Chapter VIII - Transitional and final provisions


Article 81
The present law shall be put into effect as follows:
a) the current managing bodies of the Romanian Bar Association shall continue to exercise their duties, under the law and the by-law of the profession, as managing bodies of the U.N.B.R., for the entire length of the term of office for which they were elected;
b) the Council of U.N.B.R. shall draw up the draft by-law of the profession and adopt it no later than 90 days from the date of the present law coming into effect*. The by-law of the profession shall be published in the Official Gazette of Romania, Part I;
c) the new forms of association for practising the lawyer’s profession shall only be organised and function after the new by-law of the profession has come into effect.

Article 82
(1) On the date of the present law coming into effect*, the natural or legal entities that were authorised based on other laws or were approved based on court decrees to carry out activities of consultancy, representation, or legal assistance, in any fields, shall rightfully terminate their activity.
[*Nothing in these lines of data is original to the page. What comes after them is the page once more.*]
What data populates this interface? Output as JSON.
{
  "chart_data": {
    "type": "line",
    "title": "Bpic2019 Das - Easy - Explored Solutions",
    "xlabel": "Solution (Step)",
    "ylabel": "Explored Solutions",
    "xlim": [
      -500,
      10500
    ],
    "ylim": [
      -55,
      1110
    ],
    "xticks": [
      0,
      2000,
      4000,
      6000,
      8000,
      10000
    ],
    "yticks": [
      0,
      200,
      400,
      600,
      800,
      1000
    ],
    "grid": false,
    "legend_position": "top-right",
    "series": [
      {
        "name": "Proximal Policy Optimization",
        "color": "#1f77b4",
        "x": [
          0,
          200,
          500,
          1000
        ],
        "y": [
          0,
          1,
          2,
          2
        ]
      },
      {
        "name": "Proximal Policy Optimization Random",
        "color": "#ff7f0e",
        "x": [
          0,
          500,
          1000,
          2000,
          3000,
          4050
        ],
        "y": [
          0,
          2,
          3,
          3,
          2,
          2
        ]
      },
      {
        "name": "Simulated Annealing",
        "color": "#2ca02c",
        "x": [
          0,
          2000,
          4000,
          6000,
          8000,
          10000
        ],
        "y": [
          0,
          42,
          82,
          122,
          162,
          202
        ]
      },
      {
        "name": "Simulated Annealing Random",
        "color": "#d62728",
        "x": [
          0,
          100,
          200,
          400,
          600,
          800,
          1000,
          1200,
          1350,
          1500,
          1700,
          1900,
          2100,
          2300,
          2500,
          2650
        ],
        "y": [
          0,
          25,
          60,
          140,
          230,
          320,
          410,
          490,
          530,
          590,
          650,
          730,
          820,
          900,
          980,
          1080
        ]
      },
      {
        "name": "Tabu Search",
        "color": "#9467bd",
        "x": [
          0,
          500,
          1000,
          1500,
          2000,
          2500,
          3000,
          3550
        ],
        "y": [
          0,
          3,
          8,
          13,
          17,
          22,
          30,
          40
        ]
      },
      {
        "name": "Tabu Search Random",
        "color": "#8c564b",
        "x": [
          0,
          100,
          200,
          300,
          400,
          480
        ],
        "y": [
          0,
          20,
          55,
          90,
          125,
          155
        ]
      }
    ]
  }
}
Pursuing such activities shall be deemed a crime punishable under the criminal law.
(2) Also, on the date of the present law coming into effect*, the effects of any regulatory, administrative or jurisdictional acts according to which activities of consultancy, representation and legal assistance contrary to the provisions of the present law were acknowledged or approved shall be rightfully terminated.
(3) The provisions of paragraphs (1) and (2) shall not apply to the legal advisor’s profession, which shall be practised under the provisions of Law no. 514/2003 on the organisation and practise of the legal advisor’s profession.
(4) The Councils of the bars and the presidents of the bars shall have the obligation and authority to see that the provisions of paragraphs (1) and (2) are being put into effect, taking the lawful steps for that purpose.

Article 83
On the date of the present law coming into effect*, the denomination Romanian Bar Association shall be replaced by the denomination National Association of the Romanian Bars, in all the regulatory documents.

Article 84
On the date of the present law coming into effect*, any contrary provisions shall be repealed.”**
________________________
* The provisions of article 81 b), articles 82, 83, and 84 shall refer to Law no. 255/2004.
**Articles 81 - 83 were amended by Law no. 255/2004, and article 84 was introduced by the same act.


NOTE:
According to articles II and III of Law no. 231/2000 on amending and completing Law no. 51/1995 on the organisation and practice of the lawyer’s profession:

Article II
Foreign lawyers who practise the profession in Romania in various forms, not stipulated by the law, shall have the obligation to establish professional civil companies, according to article 12, within 6 months from the present law coming into effect. The compliance opinion of the Romanian Bar Association shall be necessary for one’s acceptance to a bar and the registration of a professional civil company. After the expiry of the 6-month delay, the criminal inquiry bodies shall start investigations, ex-officio or at the request of the Romanian Bar Association or the bar, concerning the crime stipulated under article 25 of the present law.

Article III
The fines that supply the bar budget, as stipulated by the present law, shall be updated on a regular basis, depending on inflation rate, by the Council of the Romanian Bar Association.